Participants were more likely to cheat the closer they came to hitting the target. This was likely because participants felt they had worked hard and deserved to be paid for their efforts, said Tapon.

Not all performance-based bonuses are bad but the bonus needs to be structured a certain way to boost performance, not cheating, he said.

“With piece rate, having no target, you just didn’t know how much to lie for, whereas with the (target-based) bonus, it was simple. You claimed one or two words and you were above your target,” said Tapon.

However, the piece-rate system is difficult to translate into any activity that is not routine, said Stephen Griggs, executive director of the Canadian Coalition for Good Governance.

“If you’re the CEO of a company that has a lot of moving parts, piece work would be a meaningless way to try to compensate a CEO,” he said.

But it’s not impossible to design incentive programs under a piece-rate scheme, said Tapon. Bonuses can be set up to pay out for each completed deal or if a specific level of economic value added is achieved. This latter measure is much more difficult to fake than earnings per share, a common criterion in target-based incentive programs, said Tapon.

Any bonus program that sets a profit target without any restraints around budget or what can’t be cut to achieve those targets encourages executives to focus only on the short-term results, said Bart. The long-term consequences could include decreased innovation and product sales due to cuts to research and development or future deficits if too much money is spent on marketing products.

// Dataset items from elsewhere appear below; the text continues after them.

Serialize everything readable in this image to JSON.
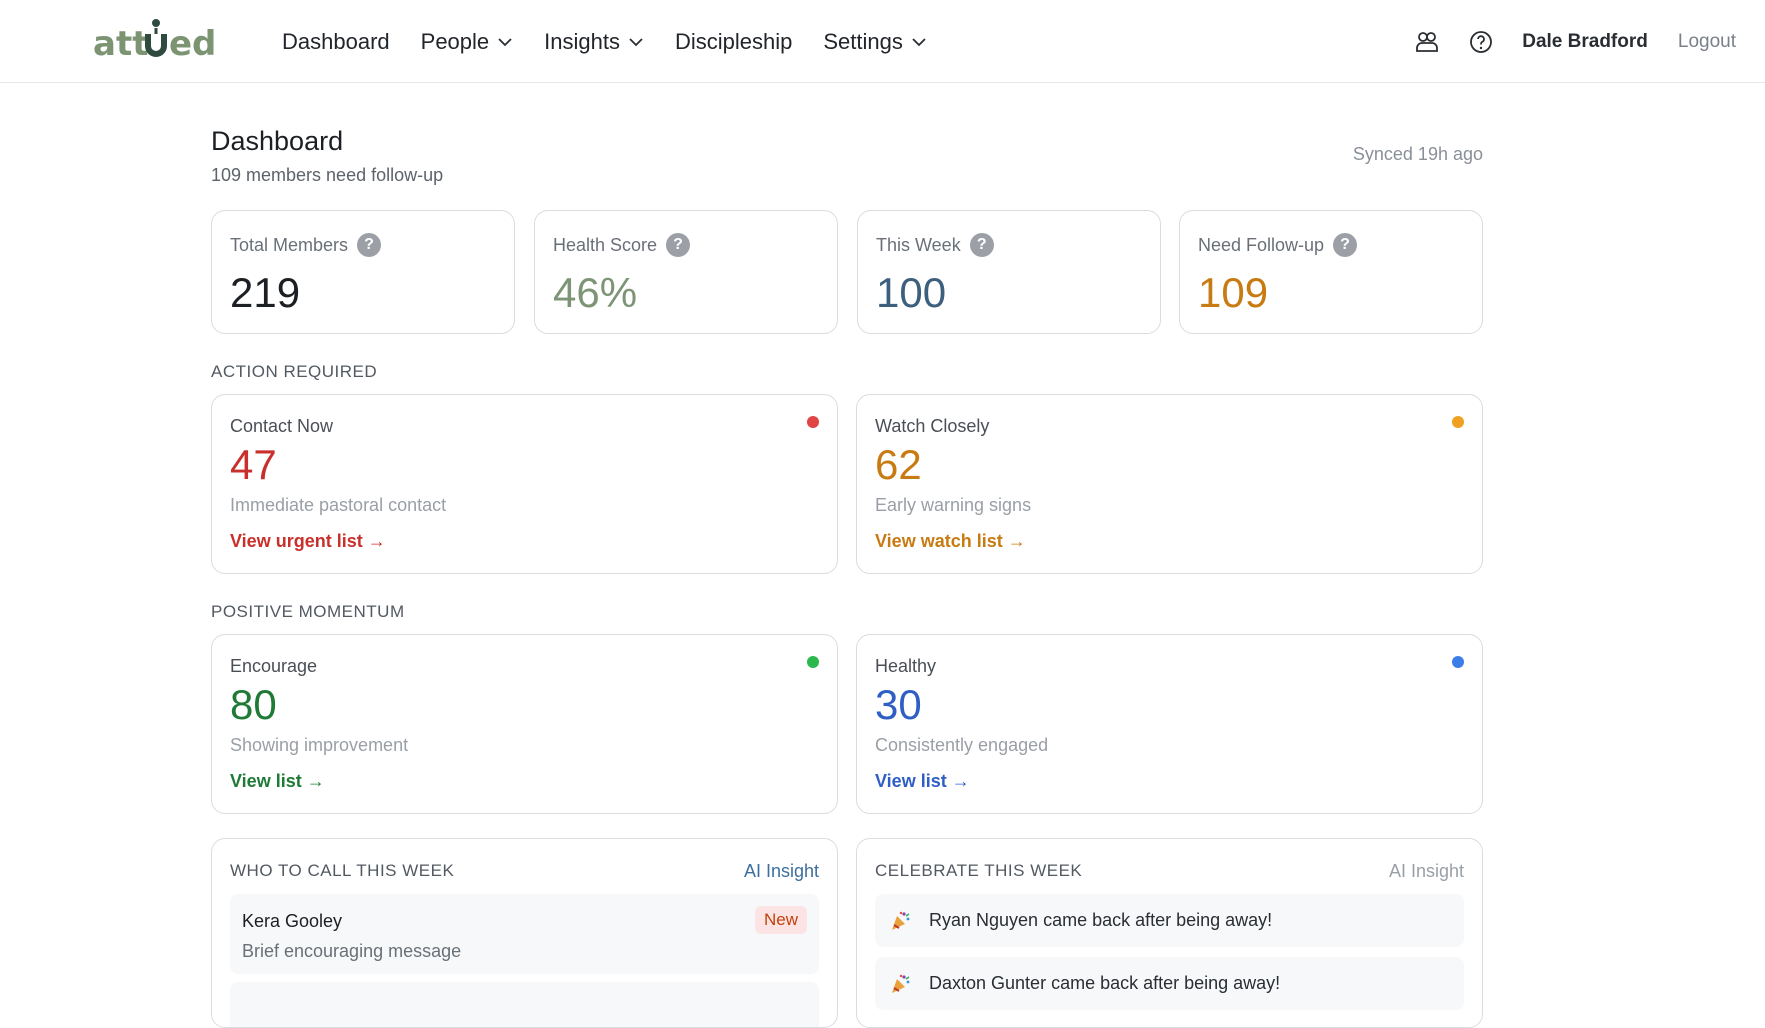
{
  "header": {
    "logo_text": "attuned",
    "nav": [
      {
        "label": "Dashboard",
        "dropdown": false
      },
      {
        "label": "People",
        "dropdown": true
      },
      {
        "label": "Insights",
        "dropdown": true
      },
      {
        "label": "Discipleship",
        "dropdown": false
      },
      {
        "label": "Settings",
        "dropdown": true
      }
    ],
    "user_name": "Dale Bradford",
    "logout_label": "Logout",
    "icons": [
      "people-icon",
      "help-icon"
    ]
  },
  "page": {
    "title": "Dashboard",
    "subtitle": "109 members need follow-up",
    "synced": "Synced 19h ago"
  },
  "stats": [
    {
      "label": "Total Members",
      "value": "219",
      "color": "#1c1f23"
    },
    {
      "label": "Health Score",
      "value": "46%",
      "color": "#7d9476"
    },
    {
      "label": "This Week",
      "value": "100",
      "color": "#3d5f7e"
    },
    {
      "label": "Need Follow-up",
      "value": "109",
      "color": "#c87b12"
    }
  ],
  "sections": {
    "action": "ACTION REQUIRED",
    "momentum": "POSITIVE MOMENTUM"
  },
  "cards": [
    {
      "title": "Contact Now",
      "value": "47",
      "desc": "Immediate pastoral contact",
      "link": "View urgent list →",
      "color": "#c9302c",
      "dot": "#e04444"
    },
    {
      "title": "Watch Closely",
      "value": "62",
      "desc": "Early warning signs",
      "link": "View watch list →",
      "color": "#c87b12",
      "dot": "#f0a020"
    },
    {
      "title": "Encourage",
      "value": "80",
      "desc": "Showing improvement",
      "link": "View list →",
      "color": "#1f7a36",
      "dot": "#2db84d"
    },
    {
      "title": "Healthy",
      "value": "30",
      "desc": "Consistently engaged",
      "link": "View list →",
      "color": "#2f5fc4",
      "dot": "#3b7ee8"
    }
  ],
  "who_to_call": {
    "heading": "WHO TO CALL THIS WEEK",
    "ai_label": "AI Insight",
    "ai_color": "#3d6e9e",
    "items": [
      {
        "name": "Kera Gooley",
        "message": "Brief encouraging message",
        "badge": "New"
      }
    ]
  },
  "celebrate": {
    "heading": "CELEBRATE THIS WEEK",
    "ai_label": "AI Insight",
    "ai_color": "#9aa0a8",
    "items": [
      {
        "text": "Ryan Nguyen came back after being away!",
        "icon": "party-popper-icon"
      },
      {
        "text": "Daxton Gunter came back after being away!",
        "icon": "party-popper-icon"
      }
    ]
  }
}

“In order to accomplish some short-term performance, they sacrifice the long-term sustainability of the organization,” said Bart.

Instead, the programs should be carefully crafted with limitations that help executives focus on the bigger picture, not just the immediate bottom line, he said.

Good bonus programs should have built-in checks and balances that encourage the right kind of behaviour and discourage the wrong kind, such as excessive risk-taking, said Griggs. So an executive would receive more money for doing the right things but see her bonus shrink if she performed any of the “bad” behaviours, he said.

“In theory, all executive compensation should be incenting management to achieve the corporate objectives,” said Griggs.

If an incentive program makes up the majority of a compensation package, an organization is going to attract people who take more risks and may be willing to cheat to make their numbers, said Tapon. While these people tend to be harder workers and more aggressive, they can also end up running a business into the ground, he said.

“You should not (create) an environment where most of the compensation is under incentive compensation. That’s courting disaster,” said Tapon.

Scotiabank focuses on making its incentive programs fair and reasonable, said Laura Thanasse, senior vice-president of total rewards at the bank in Toronto. All of the targets are set within Scotiabank’s risk appetite to ensure they don’t encourage risky behaviour, she said. And before any bonus is paid out, the numbers must be verified by either an internal or external audit, depending on the target.

“Our programs are based on paying for actual results,” she said.

The bank also ensures employees are paid a fair base salary and for those in risk-taking roles, incentive plans have a deferred component that vests over a period of three to 10 years to ensure action taken in the short term has a positive, long-term effect, said Thanasse.

But people will eventually figure out a way to “game the system,” said Tapon.

“People always try to minimize their effort and maximize their gain. Compensation schemes work well for a while and then you have to tweak them,” he said.